Personnellement quand j’explique l’histoire de l’antipsychiatrie, j’aime apporter le point de vue du personnel, pas forcément pour l’encenser, mais surtout pour comparer et montrer que les revendications sont souvent à mille lieues de ce que les usager-es et les survivant-es veulent.

 

J’ajoute aussi que différentes positions sont présentes chez ces derniers, certain-es étant réformistes, d’autres abolitionnistes sur la question des institutions psychiatriques. Le but est quand même commun : créer des structures nouvelles pour palier à la psychiatrie et faire ce qu’elle ne fait pas : soigner. Après, la composition de ces nouvelles structures diffère encore selon les points de vue (est-ce que ça doit être géré uniquement par les patient-es ? doit-on intégrer dans ces nouveaux endroits des membres du personnel psychiatrique ou médical ?)

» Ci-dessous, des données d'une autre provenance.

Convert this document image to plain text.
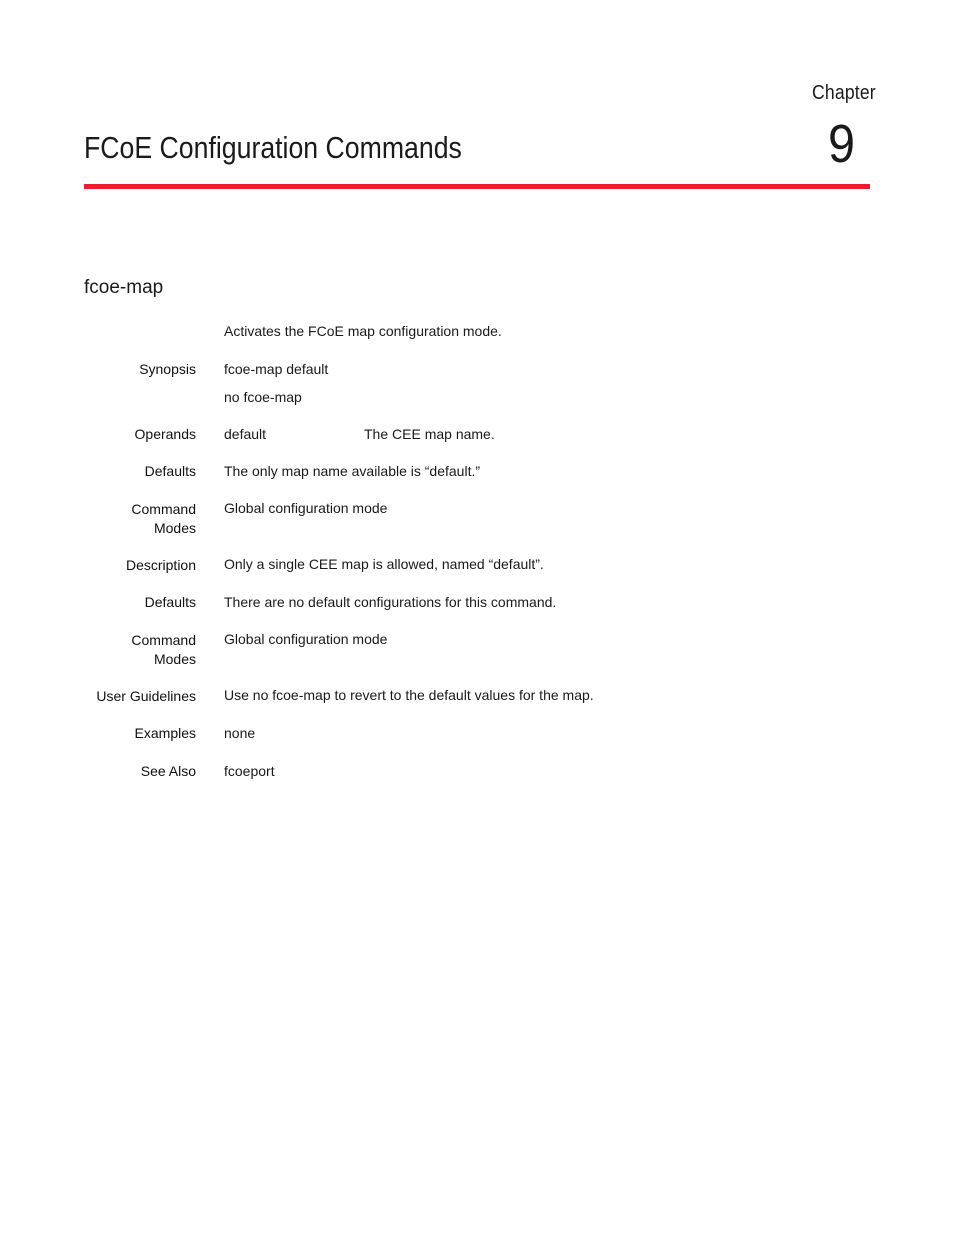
Chapter
9
FCoE Configuration Commands
fcoe-map
Activates the FCoE map configuration mode.
Synopsis fcoe-map default
no fcoe-map
Operands default	The CEE map name.
Defaults The only map name available is “default.”
Command
Modes
Global configuration mode
Description Only a single CEE map is allowed, named “default”.
Defaults There are no default configurations for this command.
Command
Modes
Global configuration mode
User Guidelines Use no fcoe-map to revert to the default values for the map.
Examples none
See Also fcoeport
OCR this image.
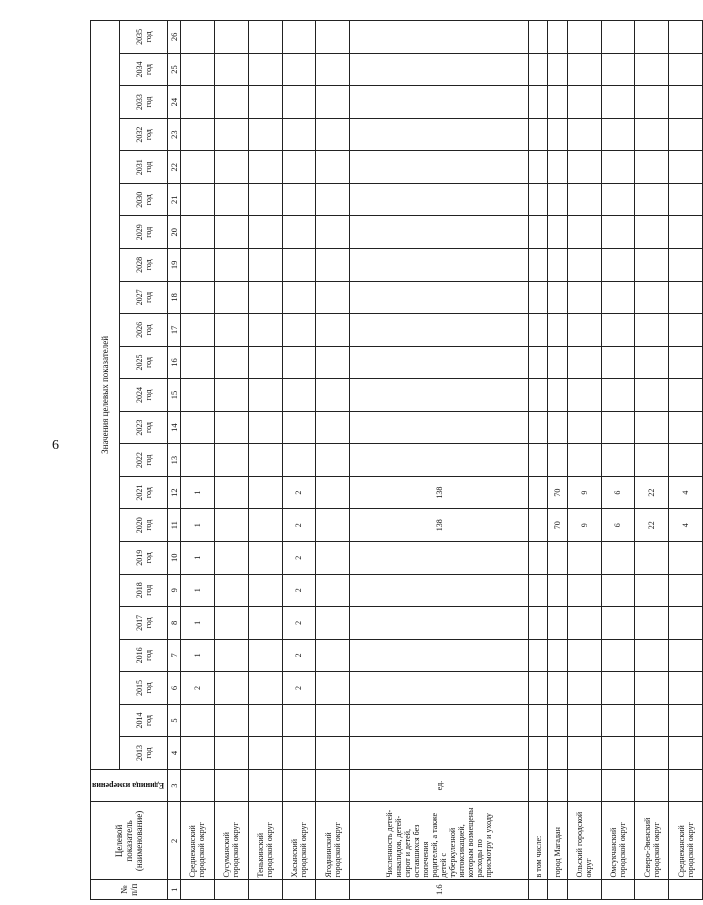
6
№ п/п	Целевой показатель (наименование)	Единица измерения	Значения целевых показателей																						
			2013 год	2014 год	2015 год	2016 год	2017 год	2018 год	2019 год	2020 год	2021 год	2022 год	2023 год	2024 год	2025 год	2026 год	2027 год	2028 год	2029 год	2030 год	2031 год	2032 год	2033 год	2034 год	2035 год
1	2	3	4	5	6	7	8	9	10	11	12	13	14	15	16	17	18	19	20	21	22	23	24	25	26
	Среднеканский городской округ				2	1	1	1	1	1	1														
	Сусуманский городской округ																								
	Тенькинский городской округ																								
	Хасынский городской округ				2	2	2	2	2	2	2														
	Ягоднинский городской округ																								
1.6	Численность детей-инвалидов, детей-сирот и детей, оставшихся без попечения родителей, а также детей с туберкулезной интоксикацией, которым возмещены расходы по присмотру и уходу	ед.								138	138														
	в том числе:																								
	город Магадан									70	70														
	Ольский городской округ									9	9														
	Омсукчанский городской округ									6	6														
	Северо-Эвенский городской округ									22	22														
	Среднеканский городской округ									4	4														
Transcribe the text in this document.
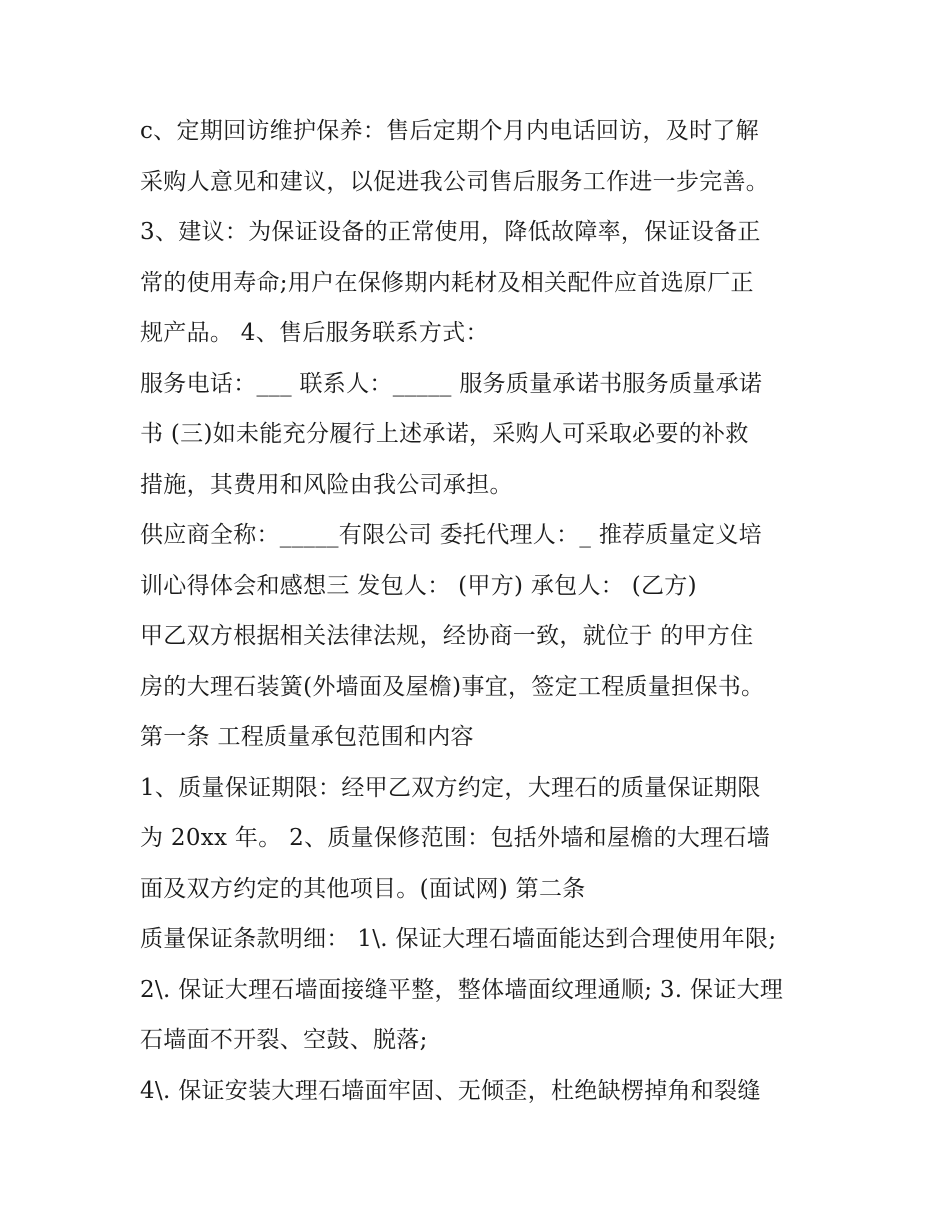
c、定期回访维护保养：售后定期个月内电话回访，及时了解
采购人意见和建议，以促进我公司售后服务工作进一步完善。
3、建议：为保证设备的正常使用，降低故障率，保证设备正
常的使用寿命;用户在保修期内耗材及相关配件应首选原厂正
规产品。 4、售后服务联系方式：
服务电话：___ 联系人：_____ 服务质量承诺书服务质量承诺
书 (三)如未能充分履行上述承诺，采购人可采取必要的补救
措施，其费用和风险由我公司承担。
供应商全称：_____有限公司 委托代理人：_ 推荐质量定义培
训心得体会和感想三 发包人： (甲方) 承包人： (乙方)
甲乙双方根据相关法律法规，经协商一致，就位于 的甲方住
房的大理石装簧(外墙面及屋檐)事宜，签定工程质量担保书。
第一条 工程质量承包范围和内容
1、质量保证期限：经甲乙双方约定，大理石的质量保证期限
为 20xx 年。 2、质量保修范围：包括外墙和屋檐的大理石墙
面及双方约定的其他项目。(面试网) 第二条
质量保证条款明细： 1\. 保证大理石墙面能达到合理使用年限;
2\. 保证大理石墙面接缝平整，整体墙面纹理通顺; 3. 保证大理
石墙面不开裂、空鼓、脱落;
4\. 保证安装大理石墙面牢固、无倾歪，杜绝缺楞掉角和裂缝
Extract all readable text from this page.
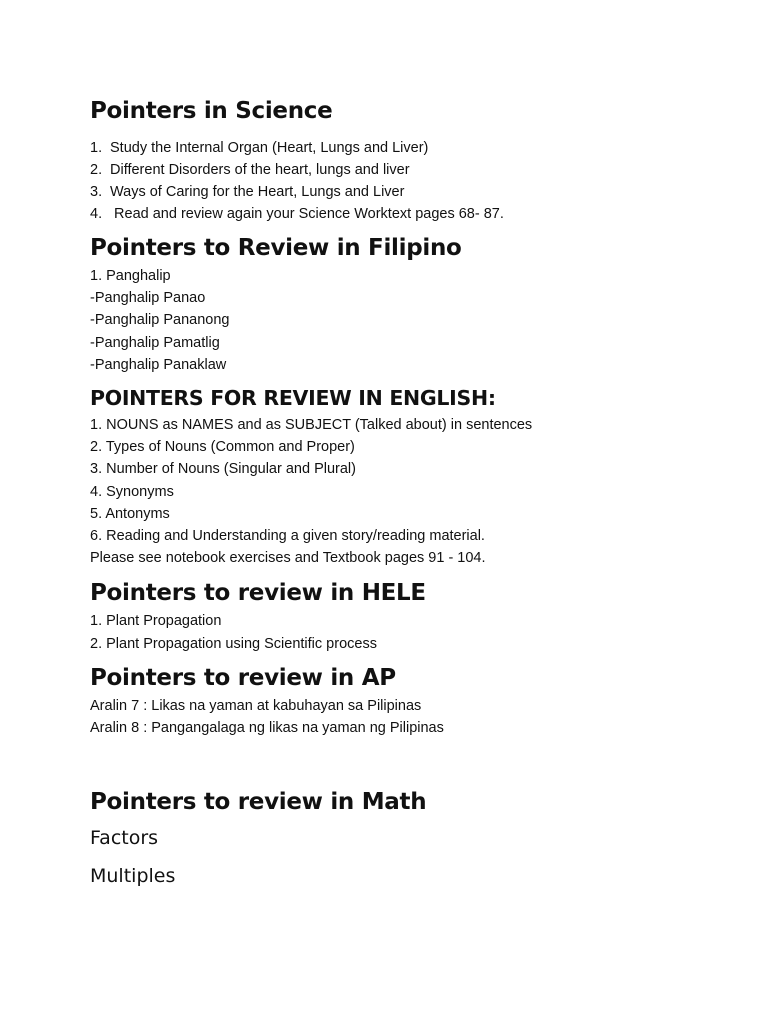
Pointers in Science
1. Study the Internal Organ (Heart, Lungs and Liver)
2. Different Disorders of the heart, lungs and liver
3. Ways of Caring for the Heart, Lungs and Liver
4. Read and review again your Science Worktext pages 68- 87.
Pointers to Review in Filipino
1. Panghalip
-Panghalip Panao
-Panghalip Pananong
-Panghalip Pamatlig
-Panghalip Panaklaw
POINTERS FOR REVIEW IN ENGLISH:
1. NOUNS as NAMES and as SUBJECT (Talked about) in sentences
2. Types of Nouns (Common and Proper)
3. Number of Nouns (Singular and Plural)
4. Synonyms
5. Antonyms
6. Reading and Understanding a given story/reading material.
Please see notebook exercises and Textbook pages 91 - 104.
Pointers to review in HELE
1. Plant Propagation
2. Plant Propagation using Scientific process
Pointers to review in AP
Aralin 7 : Likas na yaman at kabuhayan sa Pilipinas
Aralin 8 : Pangangalaga ng likas na yaman ng Pilipinas
Pointers to review in Math
Factors
Multiples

Je reviens sur le fait que j’ai dit que la psychiatrie ne soignait pas, déclaration qui peut faire lever des sourcils. En effet, un bon nombre de survivant-es de la psychiatrie et même certain-es membres du personnel psychiatrique considèrent que la psychiatrie n’est pas du soin, mais du contrôle social. Je développe un peu ce point de vue plus tard dans une autre réponse.

 

Tu parles plus haut de la scientologie. La scientologie etant une secte, nous avons été surpris de la voir mentionnée ici. Peux tu nous en dire plus sur la place de la scientologie et les différents courants dans l'antipsychiatrie? Quelle est la place de la scientologie dans tout cela ?

 

Je n'ai pas beaucoup d'informations, mais je pense que ça peut être utile de faire un rappel sur la Scientologie et sur comment elle est considérée (tantôt comme une secte, tantôt comme une religion etc), et par extension sur le libertarianisme et la pensée libérale (philosophique et économique). Tout ça est parfois mentionné lorsqu'on aborde l'antipsychiatrie, surtout côté anglophone, il me semble.

 

Pour la Scientologie, c'est une secte américaine fondée en 1953 par un auteur de science-fiction, basée sur une pseudo-science de son invention, la dianétique. Pour lui c'est une technique de développement personnel. Il vend son premier livre sur ce sujet en 1950, il s'intitule "Dianétique : la Science moderne de la Santé mentale".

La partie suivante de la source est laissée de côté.